Dass ihr die Geschmacklosigkeit ihres sentimental-verlogenen Umgangs mit dem Herzensbekenntnis ihrer Jugendliebe verborgen bleibt, liegt an ihrer Selbstwahrnehmung, daran, dass sie sich ihre Hingabe an das ›Höhere‹ ernstlich glaubt und die offen zu Tage liegenden Widersprüche zwischen dem ›Idealen‹ und ihrem Handeln ausblendet.

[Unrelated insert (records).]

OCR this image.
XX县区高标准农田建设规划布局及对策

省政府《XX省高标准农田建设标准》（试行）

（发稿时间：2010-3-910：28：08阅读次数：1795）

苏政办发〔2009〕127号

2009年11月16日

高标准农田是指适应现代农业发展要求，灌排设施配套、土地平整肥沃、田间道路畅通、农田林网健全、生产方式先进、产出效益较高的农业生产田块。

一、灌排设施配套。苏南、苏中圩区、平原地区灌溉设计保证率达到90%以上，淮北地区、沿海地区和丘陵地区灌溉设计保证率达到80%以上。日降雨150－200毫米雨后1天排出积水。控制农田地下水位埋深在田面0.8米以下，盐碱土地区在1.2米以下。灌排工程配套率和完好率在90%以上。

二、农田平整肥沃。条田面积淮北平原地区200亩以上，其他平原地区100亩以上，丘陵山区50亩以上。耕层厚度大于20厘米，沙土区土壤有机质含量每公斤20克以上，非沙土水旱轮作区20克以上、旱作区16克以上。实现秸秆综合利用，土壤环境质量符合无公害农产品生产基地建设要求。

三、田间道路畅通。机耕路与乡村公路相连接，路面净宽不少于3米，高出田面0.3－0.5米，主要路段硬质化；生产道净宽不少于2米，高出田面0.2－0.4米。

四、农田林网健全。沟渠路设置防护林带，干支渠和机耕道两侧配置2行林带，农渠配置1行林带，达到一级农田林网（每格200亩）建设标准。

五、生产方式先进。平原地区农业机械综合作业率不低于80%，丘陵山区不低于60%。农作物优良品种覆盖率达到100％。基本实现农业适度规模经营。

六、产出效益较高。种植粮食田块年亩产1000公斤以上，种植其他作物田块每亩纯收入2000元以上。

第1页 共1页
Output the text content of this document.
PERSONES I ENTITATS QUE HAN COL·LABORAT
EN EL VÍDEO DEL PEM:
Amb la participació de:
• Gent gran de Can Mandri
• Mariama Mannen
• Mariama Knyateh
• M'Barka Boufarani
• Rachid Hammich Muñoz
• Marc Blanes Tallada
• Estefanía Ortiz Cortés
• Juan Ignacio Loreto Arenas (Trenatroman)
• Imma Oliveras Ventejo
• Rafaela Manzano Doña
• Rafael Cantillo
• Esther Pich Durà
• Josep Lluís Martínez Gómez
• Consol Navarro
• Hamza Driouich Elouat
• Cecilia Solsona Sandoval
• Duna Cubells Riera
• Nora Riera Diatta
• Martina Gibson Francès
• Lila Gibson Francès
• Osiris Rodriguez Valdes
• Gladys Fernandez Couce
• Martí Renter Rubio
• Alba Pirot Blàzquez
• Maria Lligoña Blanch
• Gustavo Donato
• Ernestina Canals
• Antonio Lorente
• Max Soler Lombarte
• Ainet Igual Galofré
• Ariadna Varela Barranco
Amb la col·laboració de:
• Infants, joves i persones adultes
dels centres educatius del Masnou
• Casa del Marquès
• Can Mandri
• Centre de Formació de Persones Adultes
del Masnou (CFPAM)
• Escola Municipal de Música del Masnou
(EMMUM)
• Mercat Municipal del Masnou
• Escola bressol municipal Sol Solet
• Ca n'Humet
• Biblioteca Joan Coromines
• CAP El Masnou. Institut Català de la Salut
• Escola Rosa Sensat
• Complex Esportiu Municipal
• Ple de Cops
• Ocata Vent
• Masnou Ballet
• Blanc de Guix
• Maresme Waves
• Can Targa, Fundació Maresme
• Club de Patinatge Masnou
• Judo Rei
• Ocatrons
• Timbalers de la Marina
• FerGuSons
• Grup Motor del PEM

Wilibald Schmidts Charakterisierung seiner Jugendfreundin ist wenig hinzuzufügen: »Es ist eine gefährliche Person und um so gefährlicher, als sie's selbst nicht recht weiß, und sich aufrichtig einbildet, ein gefühlvolles Herz und vor Allem ein Herz ›für das Höhere‹ zu haben. Aber sie hat nur ein Herz für das Ponderable, für Alles, was ins Gewicht fällt und Zins trägt« (7/92).

Dieser ausgeprägte Sinn für das »Ponderable« leitet auch ihren Umgang mit dem Heiratswunsch ihres Sohnes Leopold: Die Tochter ihres Jugendfreundes Wilibald, Corinna, kommt als Schwiegertochter nicht etwa deshalb nicht in Frage, weil sie Leopold nicht liebt (und damit gegen das ›Ideal‹ verstößt), sondern weil sie nicht viel mehr als eine »Bettlade« mit Aussteuerwäsche in die Ehe mitbringen würde (12/173). Und umgekehrt ist es der erklärten Verächterin von »Besitz, Vermögen, Gold« (3/32) auch gleichgültig, dass Leopold die eilends als Heiratskandidatin auserkorene Hildegard Munk nicht liebt. Sie ist eine reiche Partie, das allein zählt.

Jenny Treibel ist, so Schmidt, »ein Musterstück von einer Bourgeoise« (1/15), und was er von den Bourgeois hält, erklärt er seinem Neffen Marcell am Beispiel der Treibels: »Sie liberalisiren und sentimentalisiren beständig, aber das Alles ist Farce; wenn es gilt Farbe zu bekennen, dann heißt es: ›Gold ist Trumpf‹ und weiter nichts.« (7/92)

In einem Brief an seinen Sohn Theodor vom 9. Mai 1888 berichtet Fontane über den neuen Roman, der jetzt »im Brouillon fertig« sei: »Titel: ›Frau Kommerzienrätin oder Wo sich Herz zum Herzen findt‹. Dies ist die Schlußzeile eines sentimentalen Lieblingsliedes, das die 50jährige Kommerzienrätin im engeren Zirkel beständig singt und sich dadurch Anspruch auf das ›Höhere‹ erwirbt, während ihr in Wahrheit nur das Kommerzienrätliche, will sagen viel Geld, das ›Höhere‹ bedeutet. Zweck der Geschichte: das Hohle, Phrasen­hafte, Lügnerische, Hochmütige, Hartherzige des Bourgeoisstand­punkts zu zeigen, der von Schiller spricht und Gerson meint« (Gerson war der Inhaber eines exklusiven Kaufhauses am Werderschen Markt). Sein fiktives Alter ego und Vertreter der kritischen Norm des Romans, Wilibald Schmidt, charakterisiert seine ›Freundin‹ zwar mit ähnlicher Schärfe, lässt aber insgesamt mehr Nachsicht walten, als diese Briefstelle hätte erwarten lassen, und scheint zuletzt – wenn auch unter Alkoholeinfluss – sogar geneigt, in ihrer verlogenen Sentimentalität letzte Spuren einer »sentimentalischen« Wehmut (im Schillerschen Sinne) zu erkennen (vgl. die Anmerkung zu Wilibald Schmidt).